MANILA, Jan 16 (Reuters) – Philippine onion importers have applied for permits for just a quarter of the approved emergency purchase of up to 21,060 tons, which agriculture officials said may not bring down exorbitant prices that have added to soaring inflation.
The cost of onions, widely used in many local dishes, more than quadrupled in four months to hit as high as 700 pesos (USD 12.83) per kilogram in Manila markets in December, among the highest in the world and contributing to double-digit food inflation.
Food prices helped push the consumer price index last month up 8.1% from a year earlier, a 14-year high, with the central bank warning of continued pressure and signaling further interest rate hikes in the first half of 2023.
The Bureau of Plant Industry has cleared the importation of about 25% of the approved volume, which must be shipped in not later than Jan. 27, agriculture officials told a Senate hearing on Monday.
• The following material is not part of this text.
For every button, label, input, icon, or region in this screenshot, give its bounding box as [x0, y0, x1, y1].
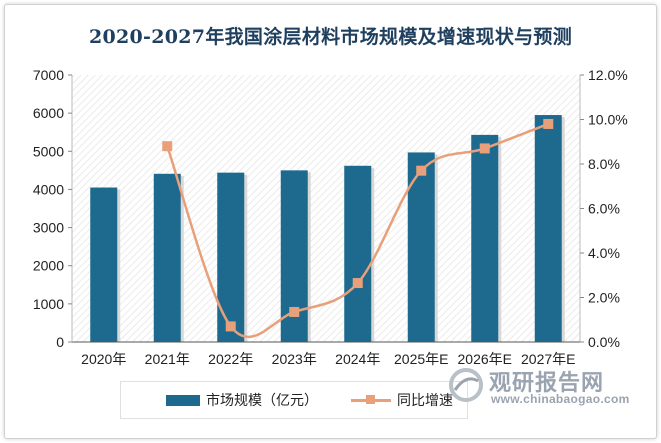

“Even if we import the entire approved volume, even that will not have a substantial impact on prices,” said Mercedita Sombilla, agriculture undersecretary for planning.
The Philippines had been hit by onion production shortfalls in recent months, as farmers were discouraged to boost planting due to competition with imported supply, according to farmers’ groups.
Government data showed prices have eased over the past two weeks, with the most widely consumed red onion selling at 350-550 pesos per kg as of Friday, still much higher than the 2022 low of 70 pesos in April.
President Ferdinand Marcos Jr, speaking to reporters on Sunday en route to Davos for the World Economic Forum, said the country was forced to import onions amid a wide gap between supply and demand.
He blamed the country’s long-running reliance on food importation, which discouraged local farmers, for the chronic domestic shortfalls involving many commodities, including the staple rice.